The results in mortars were tested with concrete samples. The mixes with the best characteristics corresponded to sand substitution in the percentages from 10 to 20%. These results defined the concrete samples testing with these proportions. They were tested and the results in compressive strength were very similar. The variation of the results according to the reference sample was less than 5%. The reduction of compressive strength was never over 3%. It confirmed the results with mortars, and concluded that these corrections in the sand proportion are right for the use of wash water in new concrete mixes (Table 4).

Table 4. Results of concrete samples testing
Mix Water/cement ratio Consistency (cm) Compressive strength at 7 days (N/mm2) Compressive strength at 28 days (N/mm2)
Reference sample 0.79 8 29.8 34.1
10% slurry 0.79 6 31.6 35.9
15% slurry 0.81 8 28.7 33.1
20% slurry 0.82 10 30.8 33.4


The valuation and recycling of waste from exceeding concrete mixes and washing of mixing and transport machinery is possible and necessary. Besides, the use of these recycled products in new concrete mixes needs the study of characteristics variation for the correct implementation.

In this study, the most interesting results were obtained with the substitution of sand by dried slurry between 10 and 20% of cement weight. It corresponds to the substitution of the total water by wash water, with a maximum density of 1.2 g/cm3, and a proportional reduction of fines in the sand composition. It allows a much higher implementation than the one established in the recycling system studied, even higher than the one established in EHE-08 regulation, which limits this density to 1.1 g/cm3.

The results obtained with the only addition of dried slurry upto 5% were also interesting, which corresponds to the use of wash water with a maximum density of 1.08 g/cm3.

This slurry cannot substitute cement. When the quantity of cement was reduced, all properties were affected.

The addition of slurry and water proportionally (with the reduction of water/cement ratio) also brought to the general reduction of the results in properties, although it was not so significant. This possibility can be considered whenever these worse results are taken into account.

Clear water seemed not to affect properties in new mixes, although the high alkalinity of this water was not analyzed, nor the possibility to react to other components.
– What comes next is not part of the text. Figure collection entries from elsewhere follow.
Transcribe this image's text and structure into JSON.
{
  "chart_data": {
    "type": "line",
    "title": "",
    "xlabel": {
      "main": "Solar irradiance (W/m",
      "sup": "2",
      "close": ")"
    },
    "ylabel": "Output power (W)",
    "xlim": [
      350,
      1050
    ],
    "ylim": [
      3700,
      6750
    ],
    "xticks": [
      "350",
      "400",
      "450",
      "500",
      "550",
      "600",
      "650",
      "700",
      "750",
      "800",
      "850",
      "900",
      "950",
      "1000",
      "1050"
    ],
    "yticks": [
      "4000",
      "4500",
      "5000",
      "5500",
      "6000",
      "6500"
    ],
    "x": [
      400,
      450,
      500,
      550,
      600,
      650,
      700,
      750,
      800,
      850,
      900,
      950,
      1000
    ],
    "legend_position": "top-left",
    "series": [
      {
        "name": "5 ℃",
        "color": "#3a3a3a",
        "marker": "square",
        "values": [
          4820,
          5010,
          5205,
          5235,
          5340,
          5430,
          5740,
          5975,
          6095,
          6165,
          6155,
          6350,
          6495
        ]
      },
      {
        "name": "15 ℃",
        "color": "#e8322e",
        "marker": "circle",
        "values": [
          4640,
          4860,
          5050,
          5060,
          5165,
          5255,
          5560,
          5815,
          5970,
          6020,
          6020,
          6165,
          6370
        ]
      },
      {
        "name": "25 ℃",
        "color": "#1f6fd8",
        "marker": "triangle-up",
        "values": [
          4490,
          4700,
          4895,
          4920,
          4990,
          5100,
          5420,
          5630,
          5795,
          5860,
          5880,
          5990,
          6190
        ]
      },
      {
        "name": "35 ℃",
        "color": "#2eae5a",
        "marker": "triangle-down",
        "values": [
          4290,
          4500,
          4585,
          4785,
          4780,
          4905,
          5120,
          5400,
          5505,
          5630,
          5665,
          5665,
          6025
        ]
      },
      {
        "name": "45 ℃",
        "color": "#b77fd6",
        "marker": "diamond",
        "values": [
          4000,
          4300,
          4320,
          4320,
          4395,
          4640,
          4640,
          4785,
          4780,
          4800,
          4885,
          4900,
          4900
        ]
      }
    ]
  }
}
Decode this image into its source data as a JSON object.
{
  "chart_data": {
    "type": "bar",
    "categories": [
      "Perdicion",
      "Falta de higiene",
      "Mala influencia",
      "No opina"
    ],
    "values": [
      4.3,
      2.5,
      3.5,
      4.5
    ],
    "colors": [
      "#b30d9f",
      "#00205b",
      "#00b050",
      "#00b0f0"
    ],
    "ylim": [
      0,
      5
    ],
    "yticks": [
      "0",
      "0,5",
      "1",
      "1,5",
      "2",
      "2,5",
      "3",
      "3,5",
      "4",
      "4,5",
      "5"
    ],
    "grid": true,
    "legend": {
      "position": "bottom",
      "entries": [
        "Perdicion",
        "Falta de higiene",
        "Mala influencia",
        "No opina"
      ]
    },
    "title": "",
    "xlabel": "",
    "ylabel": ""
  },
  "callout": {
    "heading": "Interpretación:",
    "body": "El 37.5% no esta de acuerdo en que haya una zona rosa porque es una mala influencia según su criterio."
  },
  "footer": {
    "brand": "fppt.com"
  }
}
The use of recovered aggregates in new concrete mixes requires the correction of its graduation, but any other problem is shown to the studied properties.

The obtained results are focused to the case in study. Notwithstanding, they can show new possibilities for recycling of wash water in new concrete mixes, with specific corrections in the mix. In a more complete study, more detailed results can be obtained in order to implement them in the whole industry of concrete production.



My acknowledgement is to Hormigones del Vinalopó S.L. and Frumecar S.L., for their collaboration in this research work. Special thanks to J. S. Alcaide Romero for his personal and professional support.